Rick Stevens wrote:
On Mon, 2007-10-22 at 11:48 -1000, Dave Burns wrote:
On 10/21/07, Manuel Arostegui Ramirez <manuel@xxxxxxxxxxxxxx> wrote:
On Sunday 21 October 2007 22:38:52 Dave Burns wrote:
You can trust the results if you reboot your system from a CD,
>From my experience, rebooting a hacked system is not a pretty good idea,
Exactly. So there are three contexts in which you are using the tools:
1) Not sure you've been hacked, just suspicious or vigilant.
2) Sure you've been hacked, have not yet rebooted, looking for information.
3) Sure you've been hacked, rebooted using a CD (e.g. knoppix) or
other known-good /.
In situation 1 and 2, you can't totally trust your tools, unless
they're giving you bad news. In situation 3 your can trust the tools
as much as you can trust the "known-good /" where they are located. So
you're never totally sure you're in the clear.
I guess the truly paranoid might boot from a CD and do an audit
periodically, I guess that might make me feel pretty confident. Hard
to automate it (and may open up new vulnerabilities), no one wants it
happening during ordinary working hours, and I don't want to be doing
it by hand outside ordinary hours. Yuck.
I keep a write-protectable USB FLASH disk with necessary utilities on it
such as netstat, ls, ps, rm, chattr, lsattr, find, chkrootkit, etc.
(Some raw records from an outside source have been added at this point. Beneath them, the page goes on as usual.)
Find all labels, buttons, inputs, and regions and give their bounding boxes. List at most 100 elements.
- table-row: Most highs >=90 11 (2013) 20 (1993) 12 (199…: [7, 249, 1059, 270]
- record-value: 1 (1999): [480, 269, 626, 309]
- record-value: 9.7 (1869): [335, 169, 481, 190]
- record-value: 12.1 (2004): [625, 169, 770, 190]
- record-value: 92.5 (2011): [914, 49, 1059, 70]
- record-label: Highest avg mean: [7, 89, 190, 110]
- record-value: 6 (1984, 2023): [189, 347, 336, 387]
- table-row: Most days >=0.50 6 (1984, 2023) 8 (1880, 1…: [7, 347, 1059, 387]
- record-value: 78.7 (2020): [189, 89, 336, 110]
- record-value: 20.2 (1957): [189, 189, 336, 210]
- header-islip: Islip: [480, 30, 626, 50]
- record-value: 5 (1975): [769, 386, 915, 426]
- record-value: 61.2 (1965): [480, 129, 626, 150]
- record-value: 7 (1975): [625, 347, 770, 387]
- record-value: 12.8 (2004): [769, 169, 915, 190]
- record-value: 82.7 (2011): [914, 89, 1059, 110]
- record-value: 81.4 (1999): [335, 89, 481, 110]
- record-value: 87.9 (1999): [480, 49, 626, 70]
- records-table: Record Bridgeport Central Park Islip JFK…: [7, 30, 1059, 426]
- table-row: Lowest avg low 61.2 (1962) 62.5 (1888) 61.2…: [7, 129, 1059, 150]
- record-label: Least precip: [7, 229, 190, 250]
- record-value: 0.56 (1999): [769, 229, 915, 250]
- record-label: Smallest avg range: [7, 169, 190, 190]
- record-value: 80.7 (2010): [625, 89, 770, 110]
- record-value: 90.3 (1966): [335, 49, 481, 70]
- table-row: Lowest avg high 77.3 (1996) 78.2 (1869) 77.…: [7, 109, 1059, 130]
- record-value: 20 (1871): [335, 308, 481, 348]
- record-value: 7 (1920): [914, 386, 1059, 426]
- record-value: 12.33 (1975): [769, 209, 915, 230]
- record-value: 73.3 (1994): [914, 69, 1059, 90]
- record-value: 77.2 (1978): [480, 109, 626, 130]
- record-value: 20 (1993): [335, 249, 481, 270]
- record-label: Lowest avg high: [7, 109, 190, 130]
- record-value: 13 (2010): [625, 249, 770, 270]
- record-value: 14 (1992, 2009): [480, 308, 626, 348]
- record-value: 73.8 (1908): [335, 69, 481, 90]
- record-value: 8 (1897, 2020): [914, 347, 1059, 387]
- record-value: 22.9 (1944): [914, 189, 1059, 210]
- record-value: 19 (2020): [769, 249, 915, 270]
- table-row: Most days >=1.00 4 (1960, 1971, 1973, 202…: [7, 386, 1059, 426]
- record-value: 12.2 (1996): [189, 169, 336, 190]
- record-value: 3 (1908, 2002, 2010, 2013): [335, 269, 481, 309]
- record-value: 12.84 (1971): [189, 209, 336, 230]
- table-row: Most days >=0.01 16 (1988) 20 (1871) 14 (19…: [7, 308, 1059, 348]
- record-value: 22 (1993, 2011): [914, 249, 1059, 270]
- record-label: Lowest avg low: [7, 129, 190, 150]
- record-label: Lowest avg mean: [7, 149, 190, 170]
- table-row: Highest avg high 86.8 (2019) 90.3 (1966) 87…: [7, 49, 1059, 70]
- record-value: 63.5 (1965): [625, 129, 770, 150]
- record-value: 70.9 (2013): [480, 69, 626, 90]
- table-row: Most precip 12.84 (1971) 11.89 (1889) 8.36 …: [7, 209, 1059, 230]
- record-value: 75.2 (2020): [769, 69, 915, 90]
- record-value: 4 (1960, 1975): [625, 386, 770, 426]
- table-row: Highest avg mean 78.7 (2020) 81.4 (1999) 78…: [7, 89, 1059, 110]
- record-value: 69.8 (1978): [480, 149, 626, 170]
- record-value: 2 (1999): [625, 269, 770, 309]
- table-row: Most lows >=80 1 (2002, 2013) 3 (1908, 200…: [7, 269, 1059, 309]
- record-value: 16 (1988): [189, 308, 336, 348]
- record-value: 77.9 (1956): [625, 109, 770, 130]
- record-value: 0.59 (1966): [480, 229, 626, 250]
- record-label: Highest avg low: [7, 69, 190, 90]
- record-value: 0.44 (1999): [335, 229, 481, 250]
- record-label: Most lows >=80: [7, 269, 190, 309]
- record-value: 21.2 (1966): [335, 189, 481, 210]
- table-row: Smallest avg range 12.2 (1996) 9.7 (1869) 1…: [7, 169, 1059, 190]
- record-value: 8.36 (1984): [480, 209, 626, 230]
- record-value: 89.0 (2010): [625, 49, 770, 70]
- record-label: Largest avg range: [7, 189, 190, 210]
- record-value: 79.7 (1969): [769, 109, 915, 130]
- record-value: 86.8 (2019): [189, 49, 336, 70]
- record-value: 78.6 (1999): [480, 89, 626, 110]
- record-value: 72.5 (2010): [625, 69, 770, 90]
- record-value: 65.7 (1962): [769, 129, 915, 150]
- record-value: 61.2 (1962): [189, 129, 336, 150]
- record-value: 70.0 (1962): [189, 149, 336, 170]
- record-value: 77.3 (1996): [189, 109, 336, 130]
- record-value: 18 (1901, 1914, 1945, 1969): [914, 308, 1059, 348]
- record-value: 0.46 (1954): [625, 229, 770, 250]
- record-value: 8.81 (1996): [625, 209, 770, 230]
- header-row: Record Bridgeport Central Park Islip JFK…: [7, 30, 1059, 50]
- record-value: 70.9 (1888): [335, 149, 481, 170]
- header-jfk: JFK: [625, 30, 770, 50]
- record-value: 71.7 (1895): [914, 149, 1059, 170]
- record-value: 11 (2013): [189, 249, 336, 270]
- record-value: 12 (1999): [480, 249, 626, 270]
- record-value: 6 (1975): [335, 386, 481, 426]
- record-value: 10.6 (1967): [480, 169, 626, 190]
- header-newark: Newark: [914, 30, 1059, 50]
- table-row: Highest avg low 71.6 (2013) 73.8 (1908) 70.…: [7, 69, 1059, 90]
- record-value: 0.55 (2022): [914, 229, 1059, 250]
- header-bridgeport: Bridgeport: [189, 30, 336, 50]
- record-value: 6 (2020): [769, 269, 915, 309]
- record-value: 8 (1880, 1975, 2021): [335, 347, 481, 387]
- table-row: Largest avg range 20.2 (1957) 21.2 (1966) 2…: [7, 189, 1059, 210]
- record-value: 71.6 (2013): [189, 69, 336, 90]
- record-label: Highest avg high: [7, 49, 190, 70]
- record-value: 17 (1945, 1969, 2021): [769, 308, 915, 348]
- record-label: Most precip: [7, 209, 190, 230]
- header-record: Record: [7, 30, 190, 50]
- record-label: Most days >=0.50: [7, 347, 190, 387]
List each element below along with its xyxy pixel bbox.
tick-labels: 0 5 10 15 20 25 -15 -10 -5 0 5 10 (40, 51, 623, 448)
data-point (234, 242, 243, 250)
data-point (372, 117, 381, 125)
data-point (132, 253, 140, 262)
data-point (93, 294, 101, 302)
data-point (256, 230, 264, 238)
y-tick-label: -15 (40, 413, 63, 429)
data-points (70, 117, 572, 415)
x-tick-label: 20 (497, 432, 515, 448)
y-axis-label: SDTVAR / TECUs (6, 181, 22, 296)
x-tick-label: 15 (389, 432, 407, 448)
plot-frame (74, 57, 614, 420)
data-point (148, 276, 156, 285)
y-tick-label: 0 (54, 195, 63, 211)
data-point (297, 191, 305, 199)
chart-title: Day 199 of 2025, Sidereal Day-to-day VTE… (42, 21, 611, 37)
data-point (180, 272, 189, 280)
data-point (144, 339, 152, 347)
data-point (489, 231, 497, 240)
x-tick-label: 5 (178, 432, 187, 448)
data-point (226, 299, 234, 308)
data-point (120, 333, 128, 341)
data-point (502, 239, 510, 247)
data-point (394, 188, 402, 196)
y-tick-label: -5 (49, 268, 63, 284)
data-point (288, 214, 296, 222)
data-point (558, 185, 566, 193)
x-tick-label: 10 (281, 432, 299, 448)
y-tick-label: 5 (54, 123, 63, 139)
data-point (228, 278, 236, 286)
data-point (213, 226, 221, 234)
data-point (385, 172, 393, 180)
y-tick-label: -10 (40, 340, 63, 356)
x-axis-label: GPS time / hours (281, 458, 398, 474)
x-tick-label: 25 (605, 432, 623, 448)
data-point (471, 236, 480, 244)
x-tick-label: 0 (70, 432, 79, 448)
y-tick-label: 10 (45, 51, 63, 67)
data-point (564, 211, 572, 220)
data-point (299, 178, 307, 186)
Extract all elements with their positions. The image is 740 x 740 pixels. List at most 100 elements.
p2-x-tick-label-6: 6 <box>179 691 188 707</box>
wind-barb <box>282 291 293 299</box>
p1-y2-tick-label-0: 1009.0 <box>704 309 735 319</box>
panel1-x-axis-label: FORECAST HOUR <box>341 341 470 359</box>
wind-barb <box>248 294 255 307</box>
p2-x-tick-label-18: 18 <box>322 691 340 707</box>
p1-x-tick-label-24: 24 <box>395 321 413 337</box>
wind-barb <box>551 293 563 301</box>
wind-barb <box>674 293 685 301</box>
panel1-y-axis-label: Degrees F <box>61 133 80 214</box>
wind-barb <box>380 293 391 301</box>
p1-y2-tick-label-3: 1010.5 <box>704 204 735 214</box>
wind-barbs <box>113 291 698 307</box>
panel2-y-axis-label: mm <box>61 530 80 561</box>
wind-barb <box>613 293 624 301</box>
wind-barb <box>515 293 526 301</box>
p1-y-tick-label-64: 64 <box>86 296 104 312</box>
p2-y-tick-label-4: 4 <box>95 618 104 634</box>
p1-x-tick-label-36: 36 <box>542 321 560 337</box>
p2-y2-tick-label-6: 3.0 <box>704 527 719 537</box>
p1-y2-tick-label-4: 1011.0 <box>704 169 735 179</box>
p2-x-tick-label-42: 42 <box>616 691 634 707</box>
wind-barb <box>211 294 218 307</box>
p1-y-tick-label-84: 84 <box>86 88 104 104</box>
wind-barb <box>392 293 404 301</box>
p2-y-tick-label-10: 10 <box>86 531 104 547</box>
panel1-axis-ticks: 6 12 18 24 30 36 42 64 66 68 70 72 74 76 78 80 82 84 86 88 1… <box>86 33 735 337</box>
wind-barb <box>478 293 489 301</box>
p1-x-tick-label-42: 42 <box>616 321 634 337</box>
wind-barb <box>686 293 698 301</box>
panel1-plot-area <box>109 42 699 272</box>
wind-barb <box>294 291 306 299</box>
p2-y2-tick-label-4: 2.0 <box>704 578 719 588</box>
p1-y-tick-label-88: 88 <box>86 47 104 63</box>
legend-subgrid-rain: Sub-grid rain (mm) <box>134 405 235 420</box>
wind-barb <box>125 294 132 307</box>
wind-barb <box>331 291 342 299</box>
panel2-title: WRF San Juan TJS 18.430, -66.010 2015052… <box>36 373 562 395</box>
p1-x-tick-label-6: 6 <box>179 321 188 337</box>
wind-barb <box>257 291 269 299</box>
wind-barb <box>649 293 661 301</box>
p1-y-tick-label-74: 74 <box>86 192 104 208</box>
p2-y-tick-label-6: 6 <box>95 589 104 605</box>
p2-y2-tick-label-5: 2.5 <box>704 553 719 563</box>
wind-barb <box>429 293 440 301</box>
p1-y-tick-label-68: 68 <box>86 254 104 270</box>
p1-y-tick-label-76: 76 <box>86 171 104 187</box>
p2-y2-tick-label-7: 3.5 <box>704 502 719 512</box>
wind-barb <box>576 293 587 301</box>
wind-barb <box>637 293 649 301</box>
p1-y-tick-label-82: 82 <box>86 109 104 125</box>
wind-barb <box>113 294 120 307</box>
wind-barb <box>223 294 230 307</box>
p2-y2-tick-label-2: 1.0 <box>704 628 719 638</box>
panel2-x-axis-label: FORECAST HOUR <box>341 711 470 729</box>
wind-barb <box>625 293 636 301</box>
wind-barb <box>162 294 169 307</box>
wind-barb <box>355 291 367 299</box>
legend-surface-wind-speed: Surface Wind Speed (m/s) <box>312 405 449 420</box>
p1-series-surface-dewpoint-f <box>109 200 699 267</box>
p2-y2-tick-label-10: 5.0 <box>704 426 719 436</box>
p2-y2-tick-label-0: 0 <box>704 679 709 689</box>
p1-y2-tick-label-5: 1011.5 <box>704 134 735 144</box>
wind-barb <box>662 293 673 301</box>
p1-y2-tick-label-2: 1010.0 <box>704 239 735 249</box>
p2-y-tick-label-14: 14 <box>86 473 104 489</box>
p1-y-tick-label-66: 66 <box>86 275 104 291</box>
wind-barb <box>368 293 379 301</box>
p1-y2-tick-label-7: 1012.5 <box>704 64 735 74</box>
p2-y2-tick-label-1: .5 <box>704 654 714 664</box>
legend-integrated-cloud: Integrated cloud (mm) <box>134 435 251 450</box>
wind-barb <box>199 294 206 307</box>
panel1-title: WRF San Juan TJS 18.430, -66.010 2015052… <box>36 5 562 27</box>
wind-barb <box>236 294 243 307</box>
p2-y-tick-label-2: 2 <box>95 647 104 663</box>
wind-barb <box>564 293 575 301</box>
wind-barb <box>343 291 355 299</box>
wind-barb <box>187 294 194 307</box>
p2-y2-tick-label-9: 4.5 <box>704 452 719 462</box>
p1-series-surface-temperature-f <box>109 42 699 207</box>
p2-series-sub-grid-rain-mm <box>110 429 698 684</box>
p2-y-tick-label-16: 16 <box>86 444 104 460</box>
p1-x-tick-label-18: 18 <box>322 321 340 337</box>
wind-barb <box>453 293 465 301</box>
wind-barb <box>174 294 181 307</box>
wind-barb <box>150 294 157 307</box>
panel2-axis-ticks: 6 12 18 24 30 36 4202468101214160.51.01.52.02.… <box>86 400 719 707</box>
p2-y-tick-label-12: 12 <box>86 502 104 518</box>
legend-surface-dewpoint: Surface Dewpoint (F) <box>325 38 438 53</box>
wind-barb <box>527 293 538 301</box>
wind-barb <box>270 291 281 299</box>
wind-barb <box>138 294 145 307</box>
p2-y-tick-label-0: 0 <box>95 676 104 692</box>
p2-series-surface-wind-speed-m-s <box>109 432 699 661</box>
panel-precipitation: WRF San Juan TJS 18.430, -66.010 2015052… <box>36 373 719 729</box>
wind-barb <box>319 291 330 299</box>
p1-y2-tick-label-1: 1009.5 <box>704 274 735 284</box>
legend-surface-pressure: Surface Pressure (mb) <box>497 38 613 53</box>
I
plug it in, mount it (typically at /media/DeHack) and do forensics such
as
# /media/DeHack/bin/netstat -lpn
That way I know I'm using an uncompromised version of the utilities I
need.
With F7 and such, you could boot a live CD of the system and do your
forensics that way, but you won't see the hacked network stuff since the
hacked system won't be booted and the suspect stuff won't be running.
It would be a good way to get uncompromised versions of the programs
onto your forensics media, however.
Best bet: Unplug the suspect machine from your network, plug in your
dehacking tools drive (write protected, of course) and have at it.
To evalue my general system security I use babel
Is that comparable to nagios, or more security oriented?
gracias,
Dave
----------------------------------------------------------------------
- Rick Stevens, Principal Engineer rstevens@xxxxxxxxxxxx -
- CDN Systems, Internap, Inc. http://www.internap.com -
- -
- Memory is the second thing to go, but I can't remember the first! -
----------------------------------------------------------------------
While reading this thread it occurred to me that if disk drives had a
read-only switch, then systems would be uncrackable. Automated updates
would be impossible, but I could live with a complicated update
process if it would guarantee that my programs couldn't be compromised.
Can someone tell me why this isn't a good idea? There must be a fatal
flaw that I don't see, or else someone would be selling drives like this.